![]() |
| Pengaspalan jalan |
SOLOK SELATAN-Pemerintah Kabupaten Solok Selatan menargetkan ruas jalan penghubung Solok Selatan–Dharmasraya sepanjang 26,9 kilometer dapat tersambung dan dilalui masyarakat secara penuh pada 2026.
Kepala Dinas Pekerjaan Umum, Tata Ruang dan Perumahan (DPUTRP) Solok Selatan, Yolly Hirlandes mengatakan, pengerjaan jalan tersebut saat ini dilakukan secara paralel oleh Balai Pelaksana Jalan Nasional (BPJN) III Padang bersama pemerintah kabupaten.

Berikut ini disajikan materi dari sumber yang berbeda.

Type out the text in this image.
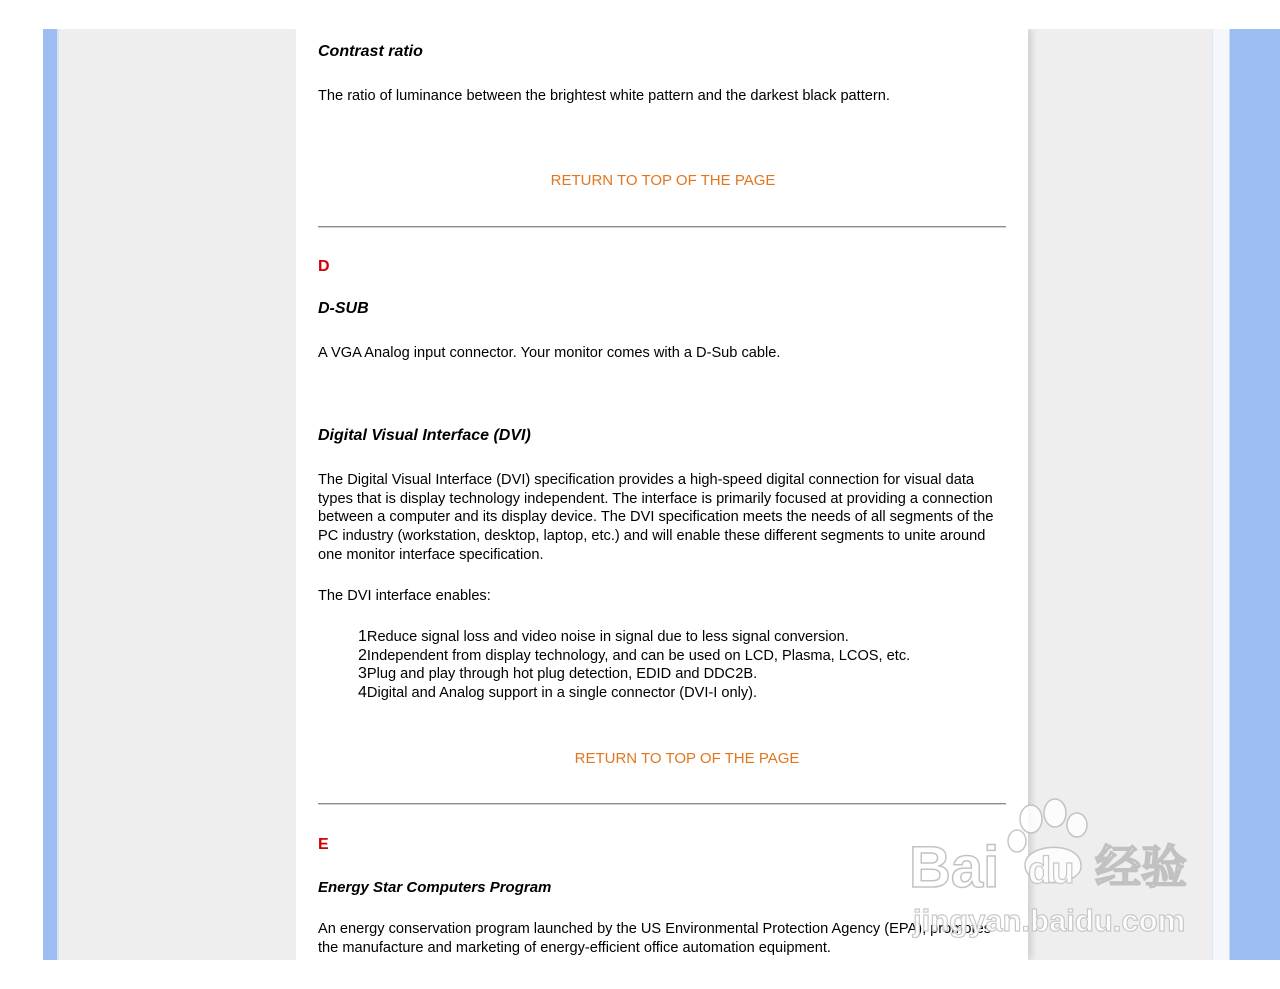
Contrast ratio

The ratio of luminance between the brightest white pattern and the darkest black pattern.

RETURN TO TOP OF THE PAGE

D

D-SUB

A VGA Analog input connector. Your monitor comes with a D-Sub cable.

Digital Visual Interface (DVI)

The Digital Visual Interface (DVI) specification provides a high-speed digital connection for visual data types that is display technology independent. The interface is primarily focused at providing a connection between a computer and its display device. The DVI specification meets the needs of all segments of the PC industry (workstation, desktop, laptop, etc.) and will enable these different segments to unite around one monitor interface specification.

The DVI interface enables:

1Reduce signal loss and video noise in signal due to less signal conversion.
2Independent from display technology, and can be used on LCD, Plasma, LCOS, etc.
3Plug and play through hot plug detection, EDID and DDC2B.
4Digital and Analog support in a single connector (DVI-I only).
RETURN TO TOP OF THE PAGE

E

Energy Star Computers Program

An energy conservation program launched by the US Environmental Protection Agency (EPA), promotes the manufacture and marketing of energy-efficient office automation equipment.

Bai du 经验
jingyan.baidu.com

“Saat ini Balai tengah melakukan pengaspalan sepanjang tujuh kilometer. Di sisi lain, pemerintah kabupaten juga melakukan pembukaan sekaligus pelebaran jalan. Targetnya, tahun ini jalan sudah bisa dilalui sepenuhnya oleh masyarakat,” ujar Yolly, Selasa (5/5/2026).
Ia menjelaskan, proyek pengaspalan tersebut ditargetkan rampung pada Juni 2026 dengan dukungan dana Instruksi Presiden (Inpres) Jalan sebesar Rp65 miliar.
Secara bersamaan, pemerintah kabupaten juga melakukan pembukaan jalan melalui program Satu Kecamatan Satu Ekskavator hingga mencapai titik Simpang PDI.
Tidak hanya membuka akses baru, pemerintah juga melakukan pelebaran jalan di Jorong Log Batu Sandi dengan lebar 12 meter sepanjang tujuh kilometer hingga perbatasan Dharmasraya. Dalam pekerjaan ini, dikerahkan dua unit ekskavator, satu grader, dua dump truck, serta satu vibro roller.
Dengan progres tersebut, ruas Sungai Kunyit–Sungai Rumbai akan memiliki total panjang jalan teraspal mencapai 12 kilometer, termasuk pekerjaan yang telah dilakukan pada tahun-tahun sebelumnya.
“Saat ini jalan sebenarnya sudah bisa dilalui, namun masih sempit dan kondisinya belum optimal. Dengan pekerjaan dari Balai dan pemkab, tahun ini kualitas jalan akan jauh lebih baik,” tambahnya.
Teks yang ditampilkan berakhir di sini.